La Cour de cassation, en quelques mots, casse et annule l’arrêt d’appel qui avait accueilli le moyen de caducité soulevé par l’intimé. Outre qu’il rappelle ce qu’est une déclaration d’appel, et ce qu’elle n’est pas, l’arrêt interroge quant à sa portée réelle ou possible.

« L’annexe contenant les chefs de la décision critiqués »

Il est précisé dans l’arrêt que la déclaration d’appel contenait une annexe. Cela mérite des explications. Quiconque ne pratique pas de manière habituelle la procédure d’appel sera bien en mal de comprendre ce dont il s’agit.

Le code de procédure civile ne contient aucune disposition prévoyant que l’acte d’appel devrait être assorti d’un document annexe qui contiendrait les chefs critiqués. Notamment, il n’est rien dit à ce sujet à l’article 901, au rebours de l’article 85, concernant l’appel en matière d’exception d’incompétence, qui permet de joindre des conclusions à l’acte d’appel si celui-là ne contient pas la motivation de l’appel.

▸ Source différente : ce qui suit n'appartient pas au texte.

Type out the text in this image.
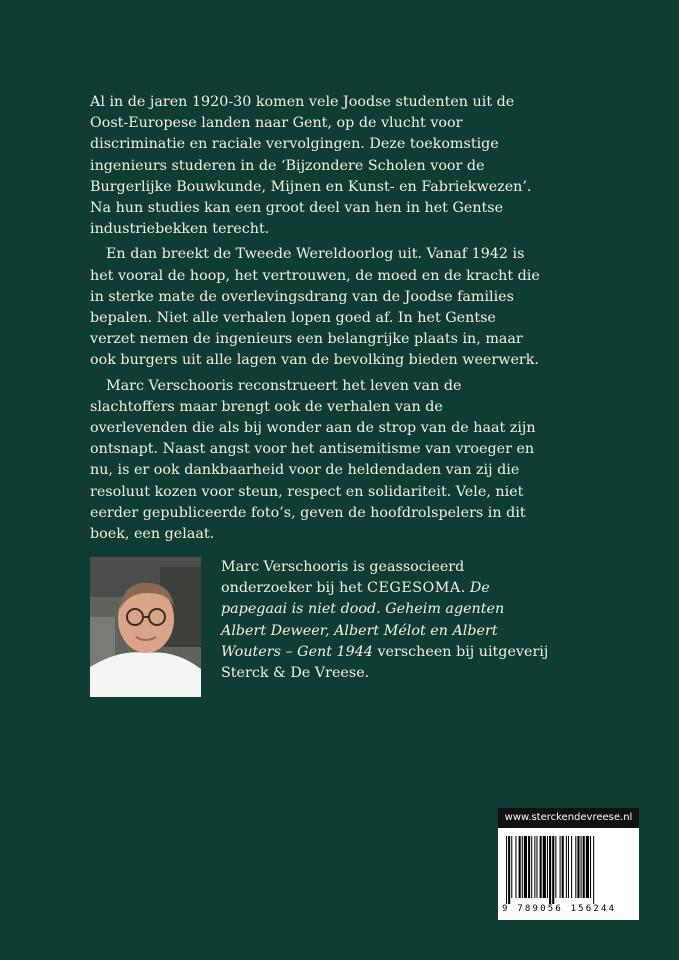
Al in de jaren 1920-30 komen vele Joodse studenten uit de Oost-Europese landen naar Gent, op de vlucht voor discriminatie en raciale vervolgingen. Deze toekomstige ingenieurs studeren in de ‘Bijzondere Scholen voor de Burgerlijke Bouwkunde, Mijnen en Kunst- en Fabriekwezen’. Na hun studies kan een groot deel van hen in het Gentse industriebekken terecht.

En dan breekt de Tweede Wereldoorlog uit. Vanaf 1942 is het vooral de hoop, het vertrouwen, de moed en de kracht die in sterke mate de overlevingsdrang van de Joodse families bepalen. Niet alle verhalen lopen goed af. In het Gentse verzet nemen de ingenieurs een belangrijke plaats in, maar ook burgers uit alle lagen van de bevolking bieden weerwerk.

Marc Verschooris reconstrueert het leven van de slachtoffers maar brengt ook de verhalen van de overlevenden die als bij wonder aan de strop van de haat zijn ontsnapt. Naast angst voor het antisemitisme van vroeger en nu, is er ook dankbaarheid voor de heldendaden van zij die resoluut kozen voor steun, respect en solidariteit. Vele, niet eerder gepubliceerde foto’s, geven de hoofdrolspelers in dit boek, een gelaat.

Marc Verschooris is geassocieerd onderzoeker bij het CEGESOMA. De papegaai is niet dood. Geheim agenten Albert Deweer, Albert Mélot en Albert Wouters – Gent 1944 verscheen bij uitgeverij Sterck & De Vreese.
www.sterckendevreese.nl
9 789056 156244
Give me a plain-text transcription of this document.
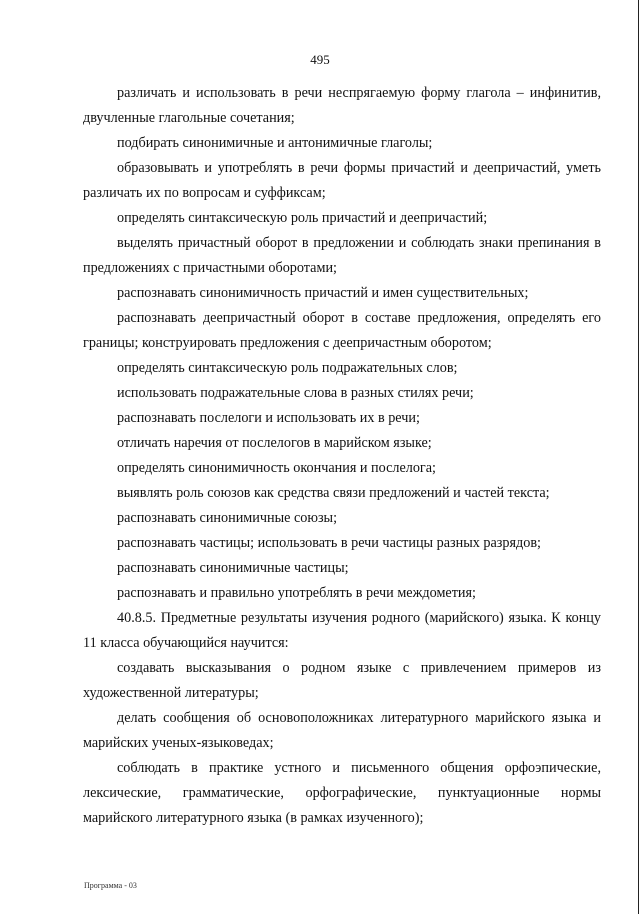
495

различать и использовать в речи неспрягаемую форму глагола – инфинитив, двучленные глагольные сочетания;

подбирать синонимичные и антонимичные глаголы;

образовывать и употреблять в речи формы причастий и деепричастий, уметь различать их по вопросам и суффиксам;

определять синтаксическую роль причастий и деепричастий;

выделять причастный оборот в предложении и соблюдать знаки препинания в предложениях с причастными оборотами;

распознавать синонимичность причастий и имен существительных;

распознавать деепричастный оборот в составе предложения, определять его границы; конструировать предложения с деепричастным оборотом;

определять синтаксическую роль подражательных слов;

использовать подражательные слова в разных стилях речи;

распознавать послелоги и использовать их в речи;

отличать наречия от послелогов в марийском языке;

определять синонимичность окончания и послелога;

выявлять роль союзов как средства связи предложений и частей текста;

распознавать синонимичные союзы;

распознавать частицы; использовать в речи частицы разных разрядов;

распознавать синонимичные частицы;

распознавать и правильно употреблять в речи междометия;

40.8.5. Предметные результаты изучения родного (марийского) языка. К концу 11 класса обучающийся научится:

создавать высказывания о родном языке с привлечением примеров из художественной литературы;

делать сообщения об основоположниках литературного марийского языка и марийских ученых-языковедах;

соблюдать в практике устного и письменного общения орфоэпические, лексические, грамматические, орфографические, пунктуационные нормы марийского литературного языка (в рамках изученного);

Программа - 03
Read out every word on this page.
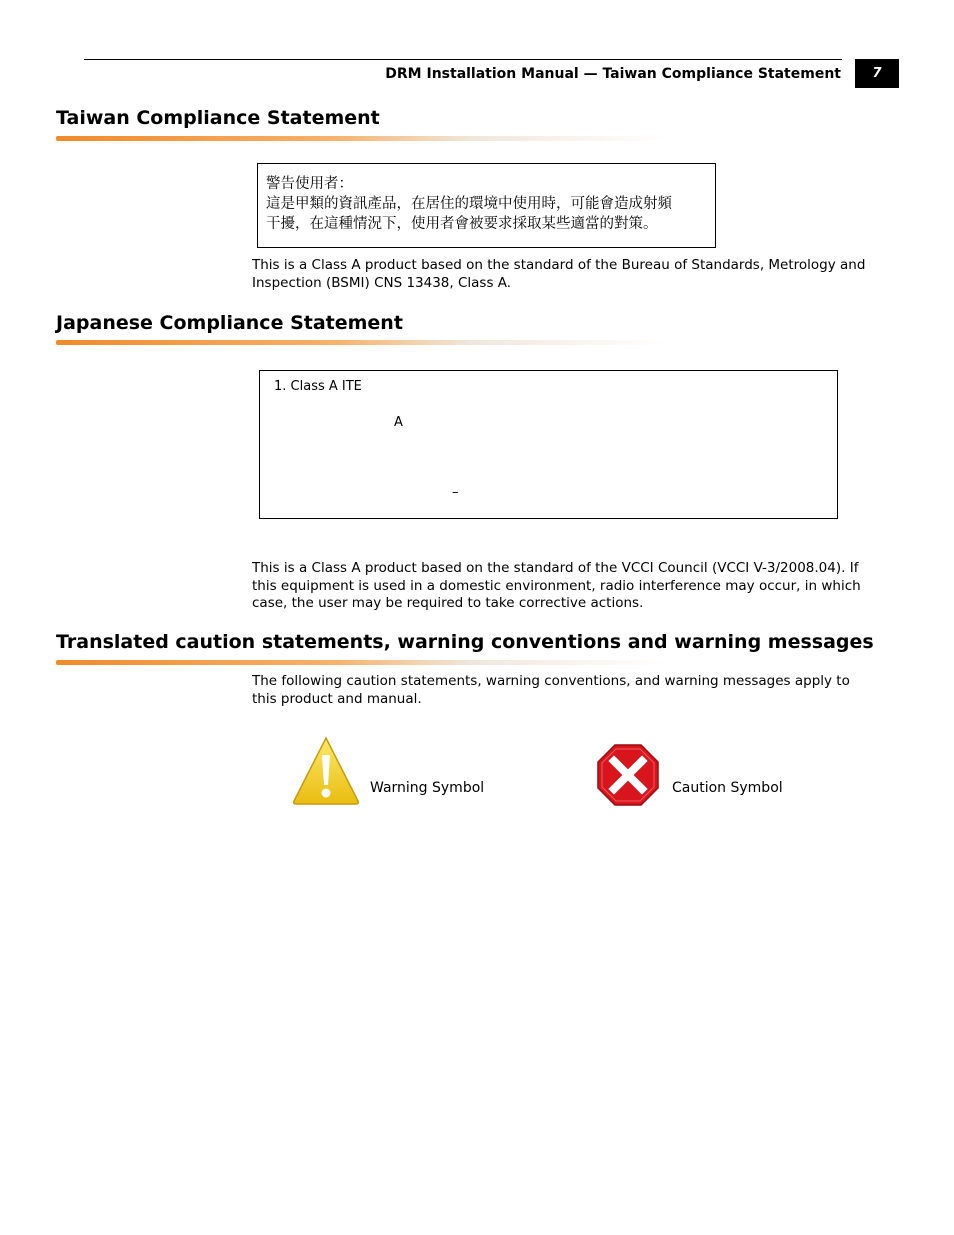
DRM Installation Manual — Taiwan Compliance Statement 7
Taiwan Compliance Statement
警告使用者：
這是甲類的資訊產品，在居住的環境中使用時，可能會造成射頻
干擾，在這種情況下，使用者會被要求採取某些適當的對策。
This is a Class A product based on the standard of the Bureau of Standards, Metrology and Inspection (BSMI) CNS 13438, Class A.
Japanese Compliance Statement
1. Class A ITE
A
–
This is a Class A product based on the standard of the VCCI Council (VCCI V-3/2008.04). If this equipment is used in a domestic environment, radio interference may occur, in which case, the user may be required to take corrective actions.
Translated caution statements, warning conventions and warning messages
The following caution statements, warning conventions, and warning messages apply to this product and manual.
Warning Symbol	Caution Symbol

L’annexe dont il est question, et qui contiendrait les chefs expressément critiqués, apparaît dans une circulaire de la chancellerie (circ. du 4 août 2017 : « Dans la mesure où le RPVA ne permet l’envoi que de 4 080 caractères, il pourra être annexé à la déclaration d’appel une pièce jointe la complétant afin de lister l’ensemble des points critiqués du jugement. Cette pièce jointe, établie sous forme de copie numérique, fera ainsi corps avec la déclaration d’appel. L’attention du greffe et de la partie adverse sur l’existence de la pièce jointe pourra opportunément être attirée par la mention de son existence dans la déclaration d’appel. »). Cette possibilité laissée à l’appelant répond aux limites techniques d’un système qui ne permet pas, actuellement, de contenir plus de 4 080 caractères.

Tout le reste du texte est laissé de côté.